SQUID, “Bright Green Field” (Warp, 2021)

Forse mai prima delle recenti riaperture le metropoli ci erano sembrate ubicazioni così scevre e aliene, quasi come se la pandemia avesse obnubilato il sublime industriale ballardiano delle grandi città e i cocci da raccogliere di una nazione in piena frattura post-brexit. Se queste sono le premesse, l’album di esordio degli Squid è tempo in pieno sesto.

Eterodossia nell’eterodossia, gli Squid iniziarono nel 2017 in ottimo spirito psych-rock, con un piede nella discografia di Robert Wyatt e l’altro in quella dei Talk Talk. Fu però la loro conversione alla scena post-punk revival londinese a renderli noti, ad assicurargli uno spazio nella compilation “Speedy Wunderground – Year 4”, oramai pietra miliare del genere, accompagnati dai chiacchieratissimi black midi, Tiña e Black Country, New Road. Se di questi ultimi si era già parlato in occasione del loro ottimo debutto a inizio anno, il post-punk a squarciagola di progetti come l’EP “Town Centre” del 2019 inquadrava gli Squid come parte di un’eccitante scena, battezzata “New Weird Britain” e sorta dal fermento culturale del pub The Windmill, a Brixton, testimone mai come ora dell’importanza della dimensione collettiva della musica. Ebbene, affiancati dalla produzione del mecenate cult Dan Carey (di lui sentiremo molto parlare nei prossimi anni), gli Squid non deludono.
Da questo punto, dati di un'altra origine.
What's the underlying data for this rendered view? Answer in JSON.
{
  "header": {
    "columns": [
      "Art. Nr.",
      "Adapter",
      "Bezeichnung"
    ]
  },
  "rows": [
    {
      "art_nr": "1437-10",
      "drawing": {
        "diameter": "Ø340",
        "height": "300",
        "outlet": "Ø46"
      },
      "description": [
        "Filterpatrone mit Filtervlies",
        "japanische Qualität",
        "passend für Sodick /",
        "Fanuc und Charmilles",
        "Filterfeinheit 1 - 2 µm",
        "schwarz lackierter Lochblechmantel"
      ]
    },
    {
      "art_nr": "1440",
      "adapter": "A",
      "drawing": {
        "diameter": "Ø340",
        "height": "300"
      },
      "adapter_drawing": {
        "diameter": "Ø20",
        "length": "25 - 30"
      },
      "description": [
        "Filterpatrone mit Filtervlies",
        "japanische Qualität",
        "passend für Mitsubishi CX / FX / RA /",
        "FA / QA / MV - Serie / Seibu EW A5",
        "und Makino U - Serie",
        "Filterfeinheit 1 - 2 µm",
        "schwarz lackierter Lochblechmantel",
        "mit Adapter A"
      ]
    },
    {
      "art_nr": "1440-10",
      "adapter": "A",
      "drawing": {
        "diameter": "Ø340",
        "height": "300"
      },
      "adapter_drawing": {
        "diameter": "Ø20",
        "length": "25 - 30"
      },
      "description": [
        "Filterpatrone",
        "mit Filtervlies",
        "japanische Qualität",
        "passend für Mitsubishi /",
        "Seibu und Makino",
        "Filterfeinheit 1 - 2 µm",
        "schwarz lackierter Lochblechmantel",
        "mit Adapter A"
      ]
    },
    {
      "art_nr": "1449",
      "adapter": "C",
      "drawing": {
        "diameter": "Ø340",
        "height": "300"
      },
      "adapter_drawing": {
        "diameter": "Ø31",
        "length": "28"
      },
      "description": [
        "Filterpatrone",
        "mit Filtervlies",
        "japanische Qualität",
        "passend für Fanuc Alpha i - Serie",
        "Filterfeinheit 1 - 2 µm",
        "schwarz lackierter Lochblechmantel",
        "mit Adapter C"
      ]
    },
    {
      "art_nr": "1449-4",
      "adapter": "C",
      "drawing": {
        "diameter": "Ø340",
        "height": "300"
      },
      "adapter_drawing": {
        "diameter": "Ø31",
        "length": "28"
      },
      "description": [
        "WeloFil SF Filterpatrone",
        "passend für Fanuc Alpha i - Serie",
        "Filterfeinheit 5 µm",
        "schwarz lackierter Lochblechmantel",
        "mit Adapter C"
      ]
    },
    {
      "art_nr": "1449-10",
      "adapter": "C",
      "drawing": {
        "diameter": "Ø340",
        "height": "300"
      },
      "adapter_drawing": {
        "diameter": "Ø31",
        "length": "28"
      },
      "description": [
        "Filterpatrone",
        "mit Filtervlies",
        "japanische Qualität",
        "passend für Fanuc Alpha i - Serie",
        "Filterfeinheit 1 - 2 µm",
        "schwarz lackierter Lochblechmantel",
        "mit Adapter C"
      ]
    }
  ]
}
“G.S.K.” apre il disco, una traccia tanto eclettica quanto cosparsa di riferimenti alla letteratura distopica, a partire dalla Concrete Island menzionata, esplicito rimando al romanzo di Ballard. È uno scenario che dipinge una Metropolis moderna, fra l’accecante presenza di uno stabilimento farmaceutico e la fitta strumentazione di trombe e sassofoni a simboleggiare il roboante accelerare delle auto. Per tutta la durata del disco è mantenuto questo gioco ritmato di tensione e rilascio che lascia spazio tanto alla sperimentazione (“Boy Racers”), quanto alle melodie dance-punk più orecchiabili e vibranti del primo EP (“Paddling”), sempre pronte a dissolversi in un turbinio di forze. Il cantato del batterista Ollie Judge, un punto di incontro fra Mark E. Smith e Andy Partridge, sovrasta progressioni armoniche degne di “Amnesiac” (“2010”), uno dei lavori più politici dei Radiohead, e il minimalismo di Steve Reich (“Documentary Filmmaker”). I temi che ricorrono durante l’album – capitalismo, propaganda, alienazione – sono sempre inquadrati a partire da una prospettiva letteraria (una su tutte, Anna Kavan), evitando così di risultare didascalici. I personaggi, abitanti di questo luminoso prato verde, sono in costante frizione, confusi fra i tintinnii concitati dei dispositivi elettronici della città e conversazioni indecifrabili. L’ultima traccia, “Pamphlets”, segue nella prima sezione la stessa formula alacre di “Narrator”, per poi rabbuiarsi e sfociare in toni più malinconici e intensi, con un narratore forse più che ironico, offuscato dalla propaganda reazionaria e complottista (“I don’t go outside / I’ve got flagpoles firmly in my sights”), per poi concludere l’album brusco e netto come era iniziato, fra il caos e le urla.

Un debutto barricadiero, che sposa alla perfezione gli sperimentalismi con la sua anima più propriamente pop. La belle époque del post-punk revival sembra aver raggiunto il suo apice quest’anno e la proposta krautrock degli Squid non è da meno. New Weird Britannia, rule the waves!